Good customer service is a cornerstone of any successful enterprise. This tenet is repeatedly cited in business surveys, commercial workshops, and management texts. In addition to expert opinions, personal experience tells us that positive customer experiences contribute to creating a satisfied and loyal clientele.

The University Libraries’ mission to support the teaching, learning, and research needs of the Ball State academic community are well-served through the application of basic customer-service principles, including:
· Caring about customers and their needs. The University Libraries’ staff focuses on providing individual service. When speaking to library personnel about their career choices, invariably their responses include something akin to “I find great satisfaction in helping people.”
· Knowing what the Libraries have to offer. Information professionals devote significant amounts of time to learning about new resources and research tools so they can make the best matches to meet user needs. Library staff are also well-versed in building layouts, operational procedures, equipment use, and other useful information.
· Providing quick and reliable service. Experienced staff are a key component to providing timely and knowledgeable responses. So, too, are a variety of access methods such as multiple service counters, phones, e-mail, and live chat connections.
· Maintaining convenient service hours. Bracken Library is open 120.5 hours weekly, (until 3 a.m. five days a week, Sunday through Thursday), which includes staffing of Bracken’s major service points and providing librarians who are able to assist students and faculty with informational needs early in the morning, late at night, on weekends, and during holidays.

Good customer service does not happen by chance. It stems from a commitment to quality by the University Libraries’ personnel that includes seeking and hiring staff who have a positive service orientation, building customer service elements into training programs for new employees, providing workshops to keep staff apprised of new resources and technological advances, and using task teams and working committees, such as the Services Excellence Working Group, to encourage development of service skills.

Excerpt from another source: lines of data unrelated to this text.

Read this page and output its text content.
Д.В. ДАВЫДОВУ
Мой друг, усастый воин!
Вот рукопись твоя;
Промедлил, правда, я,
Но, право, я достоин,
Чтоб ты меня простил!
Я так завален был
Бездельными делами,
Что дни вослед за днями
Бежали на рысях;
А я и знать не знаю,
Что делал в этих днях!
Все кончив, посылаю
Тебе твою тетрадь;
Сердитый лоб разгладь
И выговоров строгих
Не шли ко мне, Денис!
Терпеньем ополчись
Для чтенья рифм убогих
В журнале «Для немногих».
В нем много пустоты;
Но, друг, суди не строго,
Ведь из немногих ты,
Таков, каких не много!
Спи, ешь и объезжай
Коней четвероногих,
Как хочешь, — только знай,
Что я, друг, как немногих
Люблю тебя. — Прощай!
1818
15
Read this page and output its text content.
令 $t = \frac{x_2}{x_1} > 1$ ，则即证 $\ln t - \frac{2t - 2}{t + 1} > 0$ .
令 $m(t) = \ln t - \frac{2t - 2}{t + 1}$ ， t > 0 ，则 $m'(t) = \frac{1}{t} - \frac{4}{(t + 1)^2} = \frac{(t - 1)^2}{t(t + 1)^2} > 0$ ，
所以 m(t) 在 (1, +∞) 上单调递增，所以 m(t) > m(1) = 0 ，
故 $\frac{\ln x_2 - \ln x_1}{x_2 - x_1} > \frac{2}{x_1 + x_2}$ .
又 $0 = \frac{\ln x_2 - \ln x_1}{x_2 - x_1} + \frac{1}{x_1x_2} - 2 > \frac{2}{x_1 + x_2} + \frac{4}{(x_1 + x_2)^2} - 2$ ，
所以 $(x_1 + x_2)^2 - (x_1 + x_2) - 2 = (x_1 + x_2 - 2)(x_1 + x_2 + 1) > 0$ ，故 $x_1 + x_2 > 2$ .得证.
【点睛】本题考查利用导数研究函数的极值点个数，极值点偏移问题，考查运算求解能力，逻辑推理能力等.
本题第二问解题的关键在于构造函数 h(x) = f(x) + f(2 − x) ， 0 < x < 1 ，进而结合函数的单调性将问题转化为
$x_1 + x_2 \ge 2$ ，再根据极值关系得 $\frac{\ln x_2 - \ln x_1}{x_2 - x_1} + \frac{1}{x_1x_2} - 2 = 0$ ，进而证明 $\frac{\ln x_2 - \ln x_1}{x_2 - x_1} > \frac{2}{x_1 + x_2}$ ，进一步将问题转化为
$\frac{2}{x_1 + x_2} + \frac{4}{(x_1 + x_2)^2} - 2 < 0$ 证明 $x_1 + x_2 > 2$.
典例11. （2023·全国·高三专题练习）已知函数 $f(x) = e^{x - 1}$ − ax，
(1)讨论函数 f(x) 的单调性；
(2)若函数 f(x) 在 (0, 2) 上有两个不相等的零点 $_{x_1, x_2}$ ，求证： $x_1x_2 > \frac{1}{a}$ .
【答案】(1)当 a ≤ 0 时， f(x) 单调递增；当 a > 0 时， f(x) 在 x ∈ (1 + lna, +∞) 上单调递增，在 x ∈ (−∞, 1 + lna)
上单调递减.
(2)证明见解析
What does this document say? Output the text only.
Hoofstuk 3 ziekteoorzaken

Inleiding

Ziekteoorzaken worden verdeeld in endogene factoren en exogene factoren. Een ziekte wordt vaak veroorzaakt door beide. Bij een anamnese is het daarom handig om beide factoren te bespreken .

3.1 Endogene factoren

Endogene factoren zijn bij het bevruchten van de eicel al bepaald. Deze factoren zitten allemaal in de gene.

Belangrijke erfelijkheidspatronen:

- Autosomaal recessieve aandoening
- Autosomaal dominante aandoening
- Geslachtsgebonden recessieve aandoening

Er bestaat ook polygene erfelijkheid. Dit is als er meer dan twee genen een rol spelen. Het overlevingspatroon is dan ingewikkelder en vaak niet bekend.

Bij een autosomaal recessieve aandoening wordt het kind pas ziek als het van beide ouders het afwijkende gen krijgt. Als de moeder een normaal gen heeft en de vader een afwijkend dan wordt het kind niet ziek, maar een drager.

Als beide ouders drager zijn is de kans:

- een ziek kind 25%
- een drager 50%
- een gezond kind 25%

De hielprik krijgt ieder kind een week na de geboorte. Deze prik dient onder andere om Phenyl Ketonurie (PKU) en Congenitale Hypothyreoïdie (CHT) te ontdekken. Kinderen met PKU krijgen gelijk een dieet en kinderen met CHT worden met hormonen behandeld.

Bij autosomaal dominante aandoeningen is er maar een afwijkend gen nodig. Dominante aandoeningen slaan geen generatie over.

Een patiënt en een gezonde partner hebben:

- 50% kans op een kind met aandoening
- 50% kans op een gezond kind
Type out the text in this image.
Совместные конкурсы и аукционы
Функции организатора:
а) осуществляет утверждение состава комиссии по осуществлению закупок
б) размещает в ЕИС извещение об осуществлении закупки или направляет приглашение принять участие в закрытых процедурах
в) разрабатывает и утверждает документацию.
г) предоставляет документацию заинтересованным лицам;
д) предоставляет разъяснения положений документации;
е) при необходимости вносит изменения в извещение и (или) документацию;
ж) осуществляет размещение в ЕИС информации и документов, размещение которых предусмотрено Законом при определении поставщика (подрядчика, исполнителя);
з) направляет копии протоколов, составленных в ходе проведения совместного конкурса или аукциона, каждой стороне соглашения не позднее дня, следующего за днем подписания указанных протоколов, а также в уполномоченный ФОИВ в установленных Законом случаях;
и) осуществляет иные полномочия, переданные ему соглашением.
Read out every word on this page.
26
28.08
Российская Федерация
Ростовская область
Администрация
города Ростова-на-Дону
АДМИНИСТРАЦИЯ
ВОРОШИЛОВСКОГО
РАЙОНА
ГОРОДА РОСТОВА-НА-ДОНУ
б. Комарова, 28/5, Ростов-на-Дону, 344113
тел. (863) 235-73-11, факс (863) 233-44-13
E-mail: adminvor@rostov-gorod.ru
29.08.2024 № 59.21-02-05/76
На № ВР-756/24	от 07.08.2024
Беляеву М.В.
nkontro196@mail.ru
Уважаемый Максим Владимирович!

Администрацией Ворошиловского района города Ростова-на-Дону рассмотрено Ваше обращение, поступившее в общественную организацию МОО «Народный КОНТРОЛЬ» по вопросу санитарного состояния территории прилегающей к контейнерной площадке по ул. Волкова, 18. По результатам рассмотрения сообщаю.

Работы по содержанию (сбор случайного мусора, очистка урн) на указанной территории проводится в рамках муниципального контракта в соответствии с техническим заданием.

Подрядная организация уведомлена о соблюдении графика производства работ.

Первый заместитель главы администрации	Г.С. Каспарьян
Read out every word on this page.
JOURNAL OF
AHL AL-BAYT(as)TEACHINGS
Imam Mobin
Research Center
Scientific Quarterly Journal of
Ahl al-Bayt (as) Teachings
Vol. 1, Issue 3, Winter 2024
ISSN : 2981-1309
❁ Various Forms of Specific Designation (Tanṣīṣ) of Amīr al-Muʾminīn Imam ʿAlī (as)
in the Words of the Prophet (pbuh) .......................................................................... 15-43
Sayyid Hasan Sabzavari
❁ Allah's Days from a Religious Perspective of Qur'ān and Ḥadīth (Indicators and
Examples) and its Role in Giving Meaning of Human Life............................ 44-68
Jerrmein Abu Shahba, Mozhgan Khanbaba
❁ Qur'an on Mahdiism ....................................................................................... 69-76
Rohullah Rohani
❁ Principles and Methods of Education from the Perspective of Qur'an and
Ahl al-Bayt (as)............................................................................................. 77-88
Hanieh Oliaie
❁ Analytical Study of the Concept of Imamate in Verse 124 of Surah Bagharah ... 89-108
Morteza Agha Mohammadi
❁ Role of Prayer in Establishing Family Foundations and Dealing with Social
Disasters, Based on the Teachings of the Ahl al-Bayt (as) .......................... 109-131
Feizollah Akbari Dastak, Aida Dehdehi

The results take a variety of forms. In the University Libraries, quality service can be most broadly interpreted as efficiently providing excellent resources in a comfortable setting to those who need them for research, learning, and discovery. More specific examples include library instruction sessions tailored to meet class needs, one-on-one research consultations, providing reliable technology such as computers and software for all library users, and more.

Little things count, too. For example, a staff member who responds to a phone call from a library user by going to another floor in the library to retrieve a flash drive left in a computer, or an evening staff member who takes time to help a frustrated student decipher a video formatting problem for a presentation due the next morning, or a librarian who forwards information from a new Web site to a faculty member who has ongoing research interest in that area.

Far from random acts of kindness, these are the sorts of daily activities that combine to create both user satisfaction for those who visit the University Libraries for their research and learning and job satisfaction for those professionals and paraprofessionals who work in the University Libraries.